Our sister publication in St. Louis, the Riverfront Times, wrote an amazing profile of Ervin a couple months ago.
Here's just a taste of reporter Kristen Hinman's story to get you interested:
Don't get Ervin wrong, her little Eminence Drive abode in St. John, with the walls she painted pumpkin and the colonial-style furnishings, has served her well since she ponied up seven months' rent, and the landlord looked at her funny, like, She's 24 and an author? Yeah, right.

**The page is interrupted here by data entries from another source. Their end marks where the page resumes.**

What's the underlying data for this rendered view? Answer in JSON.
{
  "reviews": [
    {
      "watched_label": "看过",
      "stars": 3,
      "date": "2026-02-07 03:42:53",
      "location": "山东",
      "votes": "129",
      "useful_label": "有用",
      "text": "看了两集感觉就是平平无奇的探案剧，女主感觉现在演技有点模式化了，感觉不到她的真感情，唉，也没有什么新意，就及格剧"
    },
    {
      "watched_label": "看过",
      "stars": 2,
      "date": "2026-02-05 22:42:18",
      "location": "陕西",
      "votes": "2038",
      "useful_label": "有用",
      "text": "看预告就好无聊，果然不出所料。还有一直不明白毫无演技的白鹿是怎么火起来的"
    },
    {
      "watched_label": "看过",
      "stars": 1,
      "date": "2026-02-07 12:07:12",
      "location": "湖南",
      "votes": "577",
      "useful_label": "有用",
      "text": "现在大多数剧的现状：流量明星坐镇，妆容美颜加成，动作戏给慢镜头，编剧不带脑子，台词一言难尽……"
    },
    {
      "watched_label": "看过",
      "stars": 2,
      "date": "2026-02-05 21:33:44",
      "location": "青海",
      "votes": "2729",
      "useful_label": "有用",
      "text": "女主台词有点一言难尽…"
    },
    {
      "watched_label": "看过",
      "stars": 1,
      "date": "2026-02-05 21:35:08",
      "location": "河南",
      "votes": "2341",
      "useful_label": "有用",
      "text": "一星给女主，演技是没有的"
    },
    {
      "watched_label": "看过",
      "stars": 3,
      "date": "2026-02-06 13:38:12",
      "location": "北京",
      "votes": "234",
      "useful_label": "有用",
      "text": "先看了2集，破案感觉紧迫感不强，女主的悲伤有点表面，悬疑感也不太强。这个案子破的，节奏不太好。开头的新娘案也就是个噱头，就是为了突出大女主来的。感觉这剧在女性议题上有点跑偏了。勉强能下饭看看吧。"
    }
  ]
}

That was 2006, right after a $30,000 royalty check arrived for sales on Ervin's second novel, Chyna Black, which opened like this:
All my drama began when I was fifteen, that's the year that I came out of my shell and broke loose. All of my woman's curves came alive and all of the old heads were peepin' me out. ...I had a banging body to be only fifteen years old. My face was innocent, but that was about it. Shit, by the time I was ten, I was in a C-cup bra. I'm seventeen now and my cup size had grown to a double D, and with my small waist and apple bottom, all the fellas were screaming, "Drop it like it's hot!" ...My stock was high and niggas in every hood wanted to invest.
The baby-mama drama of a St. Louis teen mother and high school dropout-cum-fiction writer named Chyna Black, the book was largely the story of Keisha Ervin's life. And since its publication in late 2004, the 27-year-old Ervin has propelled herself from Shop 'n Save cashier to starlet of the street-lit scene."